Dimov sonrió turbadamente, como si pidiera perdón por su insoportable carácter.

— Cuando se organizó nuestro instituto — continuó —, un bromista propuso que nuestra ciencia se llamara ictiandria. Aunque tal vez no fuera un bromista. En tiempos hubo un personaje literario que se llamaba Ictiandro, un hombre-pez, dotado de agallas. ¿No leyó ese libro?

— Si, lo leí.

— Claro que lo de ictiandria quedo en eso, en una broma. Los especialistas exigimos términos más científicos.
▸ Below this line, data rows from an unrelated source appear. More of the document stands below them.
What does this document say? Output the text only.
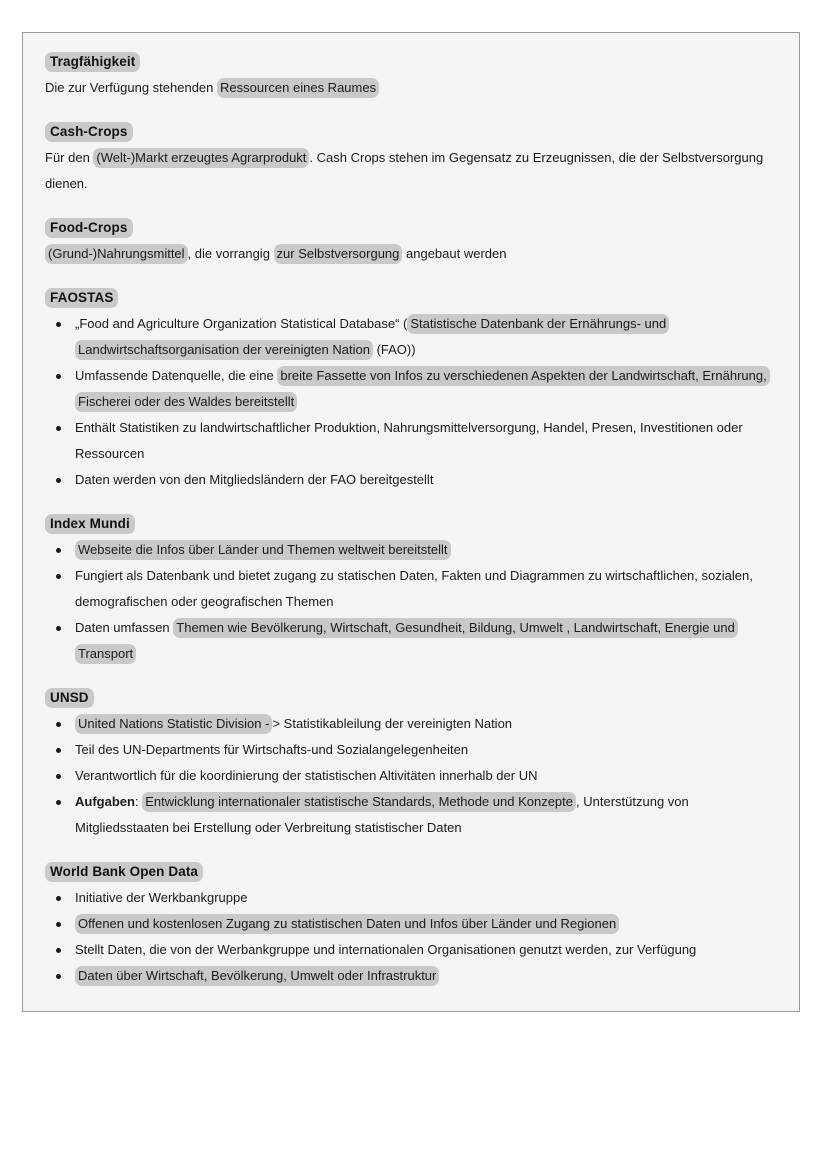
Tragfähigkeit

Die zur Verfügung stehenden Ressourcen eines Raumes

Cash-Crops

Für den (Welt-)Markt erzeugtes Agrarprodukt . Cash Crops stehen im Gegensatz zu Erzeugnissen, die der Selbstversorgung dienen.

Food-Crops

(Grund-)Nahrungsmittel , die vorrangig zur Selbstversorgung angebaut werden

FAOSTAS
„Food and Agriculture Organization Statistical Database“ ( Statistische Datenbank der Ernährungs- und Landwirtschaftsorganisation der vereinigten Nation (FAO))
Umfassende Datenquelle, die eine breite Fassette von Infos zu verschiedenen Aspekten der Landwirtschaft, Ernährung, Fischerei oder des Waldes bereitstellt
Enthält Statistiken zu landwirtschaftlicher Produktion, Nahrungsmittelversorgung, Handel, Presen, Investitionen oder Ressourcen
Daten werden von den Mitgliedsländern der FAO bereitgestellt
Index Mundi
Webseite die Infos über Länder und Themen weltweit bereitstellt
Fungiert als Datenbank und bietet zugang zu statischen Daten, Fakten und Diagrammen zu wirtschaftlichen, sozialen, demografischen oder geografischen Themen
Daten umfassen Themen wie Bevölkerung, Wirtschaft, Gesundheit, Bildung, Umwelt , Landwirtschaft, Energie und Transport
UNSD
United Nations Statistic Division - > Statistikableilung der vereinigten Nation
Teil des UN-Departments für Wirtschafts-und Sozialangelegenheiten
Verantwortlich für die koordinierung der statistischen Altivitäten innerhalb der UN
Aufgaben: Entwicklung internationaler statistische Standards, Methode und Konzepte , Unterstützung von Mitgliedsstaaten bei Erstellung oder Verbreitung statistischer Daten
World Bank Open Data
Initiative der Werkbankgruppe
Offenen und kostenlosen Zugang zu statistischen Daten und Infos über Länder und Regionen
Stellt Daten, die von der Werbankgruppe und internationalen Organisationen genutzt werden, zur Verfügung
Daten über Wirtschaft, Bevölkerung, Umwelt oder Infrastruktur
Eso es nuestra debilidad. Y nos llamaron instituto de bioformación… Las nuevas ciencias suelen nacer en la cresta de una ola, por decirlo así. Primero se atesoran hechos, experimentos, ideas, y cuando su numero supera el nivel admisible, aparece una nueva ciencia. Dormita en la entraña de ciencias colindantes o lejanas, sus ideas flotan en el aire, de ella escriben los periodistas, pero aun no tiene nombre. Es pertenencia de unos cuantos entusiastas y extravagantes. Eso mismo ocurrió con la bioformación. Las primeras bioformas eran como los hombres-lobos. Monstruos fabulosos, nacidos de una fantasía primitiva, que veía en los animales sus parientes cercanos. El hombre todavía no se había desgajado de la naturaleza. Veía fuerza en el tigre, astucia en el zorro, perfidia o sabiduría en la serpiente. Su imaginación trasplantó almas humanas al cuerpo de los animales, y en los cuentos atribuía a estos cualidades propias del hombre. La cima de ese tipo de fantasía fueron los magos, los brujos, malvados hombres-lobo. ¿Me escucha?